Comment from nh179379
Time February 25, 2009 at 10:59 am
Mr. Latham: Thank you for pointing out the misspelling of Wendy Challinor’s name. It has been corrected. WG
Comment from Terry Trent
Time February 25, 2009 at 5:41 pm
Dear Mr, Latham,
Thank you. Please note that Paul was not allowed as an “expert scientific witness”, that is for more reasons than meet the eye. In this case, there are some 90 or more “amphiboles” in our immediate world. Among those that are fibrous, all exhibit different disease causing potentials. Vastly different. Given that people’s lives may depend on terminology, and indeed they always have depended upon that in Libby, one might do better to listen to a real scientist, (none of which are in the government’s case because they have all been trained to not say anything other than “asbestos”) and call your material “fibrous Tremolite”.

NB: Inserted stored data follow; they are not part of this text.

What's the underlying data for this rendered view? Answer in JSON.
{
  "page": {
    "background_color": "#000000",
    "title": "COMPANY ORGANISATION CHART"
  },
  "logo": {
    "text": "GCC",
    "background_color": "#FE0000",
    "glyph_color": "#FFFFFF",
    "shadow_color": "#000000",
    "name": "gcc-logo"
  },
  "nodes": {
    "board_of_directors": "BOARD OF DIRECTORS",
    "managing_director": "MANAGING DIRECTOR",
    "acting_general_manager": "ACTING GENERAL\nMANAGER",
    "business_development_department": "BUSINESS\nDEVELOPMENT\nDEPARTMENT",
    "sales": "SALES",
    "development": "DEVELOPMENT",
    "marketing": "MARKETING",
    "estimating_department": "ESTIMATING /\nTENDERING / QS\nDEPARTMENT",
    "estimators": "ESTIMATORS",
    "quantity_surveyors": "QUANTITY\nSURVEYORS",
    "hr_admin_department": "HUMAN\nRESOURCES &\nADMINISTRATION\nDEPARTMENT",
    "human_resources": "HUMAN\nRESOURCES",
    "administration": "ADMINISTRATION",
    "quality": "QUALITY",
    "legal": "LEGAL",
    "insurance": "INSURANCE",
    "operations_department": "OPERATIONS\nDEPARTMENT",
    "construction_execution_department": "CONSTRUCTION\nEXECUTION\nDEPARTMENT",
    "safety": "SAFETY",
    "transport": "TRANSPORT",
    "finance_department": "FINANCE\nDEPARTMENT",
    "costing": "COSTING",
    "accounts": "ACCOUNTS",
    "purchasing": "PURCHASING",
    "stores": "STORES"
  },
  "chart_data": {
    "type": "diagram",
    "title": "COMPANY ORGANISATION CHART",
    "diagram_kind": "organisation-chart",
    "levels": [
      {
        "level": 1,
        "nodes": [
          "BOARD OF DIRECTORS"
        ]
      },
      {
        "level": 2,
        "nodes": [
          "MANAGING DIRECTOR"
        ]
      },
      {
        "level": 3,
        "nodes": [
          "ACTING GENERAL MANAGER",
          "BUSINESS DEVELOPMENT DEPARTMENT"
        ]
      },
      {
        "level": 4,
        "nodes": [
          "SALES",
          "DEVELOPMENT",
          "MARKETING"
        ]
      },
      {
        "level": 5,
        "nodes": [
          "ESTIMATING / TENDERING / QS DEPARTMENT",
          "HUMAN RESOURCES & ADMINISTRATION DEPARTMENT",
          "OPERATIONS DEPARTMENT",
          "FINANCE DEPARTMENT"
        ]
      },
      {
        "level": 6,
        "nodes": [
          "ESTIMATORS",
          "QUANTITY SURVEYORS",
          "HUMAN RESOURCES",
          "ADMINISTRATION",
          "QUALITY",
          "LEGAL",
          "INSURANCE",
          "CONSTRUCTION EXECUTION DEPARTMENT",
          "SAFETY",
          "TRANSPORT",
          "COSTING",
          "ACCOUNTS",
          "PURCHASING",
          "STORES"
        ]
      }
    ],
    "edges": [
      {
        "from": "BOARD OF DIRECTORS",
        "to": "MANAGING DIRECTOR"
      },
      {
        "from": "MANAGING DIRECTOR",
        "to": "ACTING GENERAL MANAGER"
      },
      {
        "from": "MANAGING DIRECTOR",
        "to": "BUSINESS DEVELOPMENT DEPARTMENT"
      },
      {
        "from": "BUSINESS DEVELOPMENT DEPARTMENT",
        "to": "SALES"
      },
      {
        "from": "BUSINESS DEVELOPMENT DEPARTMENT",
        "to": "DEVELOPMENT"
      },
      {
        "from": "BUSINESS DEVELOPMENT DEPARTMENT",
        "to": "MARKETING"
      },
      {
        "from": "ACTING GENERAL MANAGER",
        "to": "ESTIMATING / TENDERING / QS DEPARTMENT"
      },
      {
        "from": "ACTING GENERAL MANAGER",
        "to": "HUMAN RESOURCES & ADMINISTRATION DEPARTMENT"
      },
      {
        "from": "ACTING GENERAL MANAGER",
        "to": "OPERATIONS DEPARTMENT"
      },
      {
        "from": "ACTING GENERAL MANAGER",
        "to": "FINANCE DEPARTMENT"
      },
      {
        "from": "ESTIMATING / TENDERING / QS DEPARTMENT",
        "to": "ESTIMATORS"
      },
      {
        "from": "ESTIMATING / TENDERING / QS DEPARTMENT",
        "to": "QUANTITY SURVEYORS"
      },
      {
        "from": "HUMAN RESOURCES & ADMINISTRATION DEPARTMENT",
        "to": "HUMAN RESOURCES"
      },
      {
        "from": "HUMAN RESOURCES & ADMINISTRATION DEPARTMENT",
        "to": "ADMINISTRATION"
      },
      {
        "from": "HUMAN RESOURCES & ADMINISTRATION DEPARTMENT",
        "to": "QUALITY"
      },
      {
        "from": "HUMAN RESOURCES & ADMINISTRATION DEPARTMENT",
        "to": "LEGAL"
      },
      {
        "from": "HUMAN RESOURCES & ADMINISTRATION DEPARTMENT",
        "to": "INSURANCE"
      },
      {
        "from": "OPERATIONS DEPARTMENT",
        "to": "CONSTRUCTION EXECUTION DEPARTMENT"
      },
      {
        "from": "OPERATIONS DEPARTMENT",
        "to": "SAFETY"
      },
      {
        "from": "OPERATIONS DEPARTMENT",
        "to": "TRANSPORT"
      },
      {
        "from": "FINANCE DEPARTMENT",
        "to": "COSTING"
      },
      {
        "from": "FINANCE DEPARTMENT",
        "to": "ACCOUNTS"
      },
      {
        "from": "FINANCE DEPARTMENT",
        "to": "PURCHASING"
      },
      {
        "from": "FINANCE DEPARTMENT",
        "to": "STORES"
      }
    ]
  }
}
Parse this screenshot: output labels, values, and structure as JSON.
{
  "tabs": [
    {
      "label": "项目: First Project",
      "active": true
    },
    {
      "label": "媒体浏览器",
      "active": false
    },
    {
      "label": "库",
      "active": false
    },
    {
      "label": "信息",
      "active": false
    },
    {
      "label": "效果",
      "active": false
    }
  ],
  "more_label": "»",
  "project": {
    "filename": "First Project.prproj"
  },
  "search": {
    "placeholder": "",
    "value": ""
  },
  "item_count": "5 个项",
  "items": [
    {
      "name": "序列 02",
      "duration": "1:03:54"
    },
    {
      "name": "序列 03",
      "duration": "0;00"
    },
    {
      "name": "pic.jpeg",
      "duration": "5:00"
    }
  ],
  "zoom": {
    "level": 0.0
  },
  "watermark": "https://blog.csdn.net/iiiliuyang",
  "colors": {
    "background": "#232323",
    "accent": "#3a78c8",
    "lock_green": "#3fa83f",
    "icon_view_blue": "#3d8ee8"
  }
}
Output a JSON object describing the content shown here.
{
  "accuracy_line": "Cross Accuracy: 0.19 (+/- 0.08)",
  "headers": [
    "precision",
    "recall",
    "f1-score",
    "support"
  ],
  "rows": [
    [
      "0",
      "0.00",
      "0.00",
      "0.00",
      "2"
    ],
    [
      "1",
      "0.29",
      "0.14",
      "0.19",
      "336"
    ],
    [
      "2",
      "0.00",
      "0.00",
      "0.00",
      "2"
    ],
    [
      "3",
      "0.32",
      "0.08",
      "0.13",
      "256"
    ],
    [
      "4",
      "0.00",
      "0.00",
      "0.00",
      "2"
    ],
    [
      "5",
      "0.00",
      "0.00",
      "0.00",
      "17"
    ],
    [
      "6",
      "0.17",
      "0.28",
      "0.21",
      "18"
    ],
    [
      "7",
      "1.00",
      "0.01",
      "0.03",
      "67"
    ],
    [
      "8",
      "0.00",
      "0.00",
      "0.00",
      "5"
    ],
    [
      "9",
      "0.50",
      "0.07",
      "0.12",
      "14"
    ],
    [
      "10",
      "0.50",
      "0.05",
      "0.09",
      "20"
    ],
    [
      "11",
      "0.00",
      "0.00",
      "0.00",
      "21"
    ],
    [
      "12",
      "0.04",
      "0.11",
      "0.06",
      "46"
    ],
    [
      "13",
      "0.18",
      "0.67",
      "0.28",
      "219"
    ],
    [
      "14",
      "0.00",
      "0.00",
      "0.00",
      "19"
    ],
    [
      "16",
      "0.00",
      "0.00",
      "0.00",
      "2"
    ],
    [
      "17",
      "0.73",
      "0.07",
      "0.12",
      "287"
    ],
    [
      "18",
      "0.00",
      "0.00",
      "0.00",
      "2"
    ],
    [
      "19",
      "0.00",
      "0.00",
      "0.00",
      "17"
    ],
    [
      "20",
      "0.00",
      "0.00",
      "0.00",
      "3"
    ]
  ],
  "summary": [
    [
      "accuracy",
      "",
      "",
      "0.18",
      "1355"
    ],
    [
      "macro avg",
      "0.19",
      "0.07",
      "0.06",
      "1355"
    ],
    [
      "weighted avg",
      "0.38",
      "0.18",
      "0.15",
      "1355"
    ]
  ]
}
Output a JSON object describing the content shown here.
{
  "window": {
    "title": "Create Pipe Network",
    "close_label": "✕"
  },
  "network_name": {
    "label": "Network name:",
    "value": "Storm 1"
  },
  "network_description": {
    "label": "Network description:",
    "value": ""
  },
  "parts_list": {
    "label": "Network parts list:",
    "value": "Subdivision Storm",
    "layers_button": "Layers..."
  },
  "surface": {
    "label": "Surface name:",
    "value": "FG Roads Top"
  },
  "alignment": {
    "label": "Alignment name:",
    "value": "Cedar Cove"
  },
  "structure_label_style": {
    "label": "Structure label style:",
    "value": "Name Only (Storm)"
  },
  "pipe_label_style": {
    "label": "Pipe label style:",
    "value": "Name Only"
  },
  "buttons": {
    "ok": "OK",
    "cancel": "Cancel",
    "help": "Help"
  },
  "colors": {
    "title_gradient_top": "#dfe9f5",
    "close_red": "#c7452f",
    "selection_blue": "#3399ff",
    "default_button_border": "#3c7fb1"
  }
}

Not that the government cares all that much about semantics, they just care that you don’t care enough about semantics to get over this HUGE hump in thinking. Everybody in the United States, at the 99% level, needs to learn as soon as humanly possible that there is a vast difference between being exposed to “fibrous Tremolite” and “asbestos” and an even larger difference of being exposed to “amphibole”. And a huge reason, that is not in your best interests, why the government chooses not to use the correct and far more specific terminology.
Best regards
Pingback from WitnessLA.com » Blog Archive » Social Justice Shorts
Time April 16, 2009 at 2:43 pm
[...] FORMER LITTLE LEAGUERS TAKE THE STAND AGAINST A.R. [...]
Comment from Terry Trent
Time February 24, 2009 at 7:11 pm
Please everyone note that this case is about “TREMOLITE”. That is different than “asbestos”. The government in presenting it’s case in terms of “asbestos” is not simply just in error, not simply just hiding behind the word “asbestos” but is indeed lying every time they open their mouths. There is a much much larger picture here than the misconduct of a few Grace employees…..there is a concerted effort conducted by the governemnt to mislead eveyone in America…..and they do that via the word “asbestos”.